A process $(X_{t})_{t \in \mathbb{Z}}$ is one-dimensional white noise if
- $\mathbb{E}[X_{t}] = 0$ for all $t \in \mathbb{Z}$,
- $\operatorname{Var}(X_{t}) = \sigma^{2} < \infty$ for all $t \in \mathbb{Z}$,
- $\operatorname{Cov}(X_{s},X_{t}) = 0$ for all $s,t \in \mathbb{Z}$ with $s \neq t$.
So far, so clear. But what is a two-dimensional white noise process? I have seen two different definitions:
Definition 1. A process $$ \big( X_{t} = (X_{t}^{1},X_{t}^{2}) \big)_{t \in \mathbb{Z}}$$ is called a two-dimensional white noise process if its components $(X^{1}_{t})_{t \in \mathbb{Z}}$ and $(X^{2}_{t})_{t \in \mathbb{Z}}$ are independent of each other and white noise processes itself.

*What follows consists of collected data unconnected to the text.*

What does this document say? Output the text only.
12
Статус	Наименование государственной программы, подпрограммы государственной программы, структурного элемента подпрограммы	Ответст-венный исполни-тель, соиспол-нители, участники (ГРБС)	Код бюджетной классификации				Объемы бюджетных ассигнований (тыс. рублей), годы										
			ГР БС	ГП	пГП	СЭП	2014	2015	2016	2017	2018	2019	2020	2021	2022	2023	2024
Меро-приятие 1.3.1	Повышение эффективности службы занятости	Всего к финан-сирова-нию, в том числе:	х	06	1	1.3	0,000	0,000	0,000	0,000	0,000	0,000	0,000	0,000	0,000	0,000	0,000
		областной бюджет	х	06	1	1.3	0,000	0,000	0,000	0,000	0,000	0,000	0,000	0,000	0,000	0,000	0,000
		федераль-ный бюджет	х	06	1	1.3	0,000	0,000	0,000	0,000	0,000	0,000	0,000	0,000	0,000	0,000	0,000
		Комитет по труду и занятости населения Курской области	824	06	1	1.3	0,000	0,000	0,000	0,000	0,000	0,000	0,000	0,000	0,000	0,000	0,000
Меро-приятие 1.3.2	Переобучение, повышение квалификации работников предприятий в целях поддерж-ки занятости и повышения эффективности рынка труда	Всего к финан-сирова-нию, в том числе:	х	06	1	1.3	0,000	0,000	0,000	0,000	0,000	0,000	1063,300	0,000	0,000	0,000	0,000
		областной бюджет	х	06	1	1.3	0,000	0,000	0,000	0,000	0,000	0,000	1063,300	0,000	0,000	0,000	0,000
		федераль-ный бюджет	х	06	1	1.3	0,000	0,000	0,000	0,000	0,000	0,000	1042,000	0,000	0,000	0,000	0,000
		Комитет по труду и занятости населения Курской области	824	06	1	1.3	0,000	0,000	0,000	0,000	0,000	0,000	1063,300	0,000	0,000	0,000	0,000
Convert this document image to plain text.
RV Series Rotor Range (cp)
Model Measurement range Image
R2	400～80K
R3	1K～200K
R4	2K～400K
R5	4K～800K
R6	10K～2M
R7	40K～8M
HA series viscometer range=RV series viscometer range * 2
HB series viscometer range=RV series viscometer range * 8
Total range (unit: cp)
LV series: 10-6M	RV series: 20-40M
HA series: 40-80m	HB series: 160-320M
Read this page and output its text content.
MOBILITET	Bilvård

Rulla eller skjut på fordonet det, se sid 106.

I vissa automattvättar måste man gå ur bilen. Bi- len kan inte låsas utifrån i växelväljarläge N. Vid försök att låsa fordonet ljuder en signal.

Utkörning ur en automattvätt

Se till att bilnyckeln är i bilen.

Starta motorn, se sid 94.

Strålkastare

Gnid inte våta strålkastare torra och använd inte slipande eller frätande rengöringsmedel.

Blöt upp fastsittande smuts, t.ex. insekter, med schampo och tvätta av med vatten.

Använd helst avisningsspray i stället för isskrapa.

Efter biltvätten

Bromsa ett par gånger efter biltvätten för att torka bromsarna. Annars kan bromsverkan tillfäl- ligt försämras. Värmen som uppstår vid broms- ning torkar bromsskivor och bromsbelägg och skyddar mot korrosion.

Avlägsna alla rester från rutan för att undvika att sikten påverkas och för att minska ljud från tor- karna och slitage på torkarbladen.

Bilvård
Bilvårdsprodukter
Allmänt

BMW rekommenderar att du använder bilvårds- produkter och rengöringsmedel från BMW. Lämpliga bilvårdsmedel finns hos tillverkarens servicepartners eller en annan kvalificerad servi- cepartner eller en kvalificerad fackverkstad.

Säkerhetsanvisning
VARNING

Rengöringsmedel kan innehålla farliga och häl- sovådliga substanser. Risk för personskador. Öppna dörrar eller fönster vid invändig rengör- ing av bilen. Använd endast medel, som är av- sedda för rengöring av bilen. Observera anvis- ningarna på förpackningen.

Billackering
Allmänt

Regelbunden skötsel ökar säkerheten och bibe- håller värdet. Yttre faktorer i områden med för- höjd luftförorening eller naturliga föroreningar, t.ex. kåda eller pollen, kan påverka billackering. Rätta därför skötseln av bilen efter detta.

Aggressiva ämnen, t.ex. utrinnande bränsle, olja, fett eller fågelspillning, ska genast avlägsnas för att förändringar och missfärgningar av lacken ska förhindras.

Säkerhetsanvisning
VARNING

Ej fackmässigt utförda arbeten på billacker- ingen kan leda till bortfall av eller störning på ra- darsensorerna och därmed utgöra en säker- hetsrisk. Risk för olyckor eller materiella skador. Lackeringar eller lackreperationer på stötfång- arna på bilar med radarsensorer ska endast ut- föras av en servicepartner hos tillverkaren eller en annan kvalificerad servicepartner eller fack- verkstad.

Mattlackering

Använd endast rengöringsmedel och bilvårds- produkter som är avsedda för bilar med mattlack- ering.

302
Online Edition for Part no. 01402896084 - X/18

Definition 2. A process $$ \big( X_{t} = (X_{t}^{1},X_{t}^{2}) \big)_{t \in \mathbb{Z}}$$ is called a two-dimensional white noise process if its components $(X^{1}_{t})_{t \in \mathbb{Z}}$ and $(X^{2}_{t})_{t \in \mathbb{Z}}$ are white noise processes satisfying $$ \operatorname{Cov}(X_{t}^{1},X_{t}^{2}) = \sigma_{12} \qquad \text{and} \qquad \operatorname{Cov}(X_{s}^{1},X_{t}^{2}) = 0 \text{ for } s \neq t. $$
I have two questions:
- Is it right that these two definitions are different? I think in the second definition the independence of the components is not satisfied because otherwise we would need that $\operatorname{Cov}(X_{t}^{1},X_{t}^{2}) = 0$.
- Which definition is more common? The first definition seems natural to me, because in a similar way multi-dimensional Brownian motion is defined. However, in time series analysis I could almost exclusively find the second definition.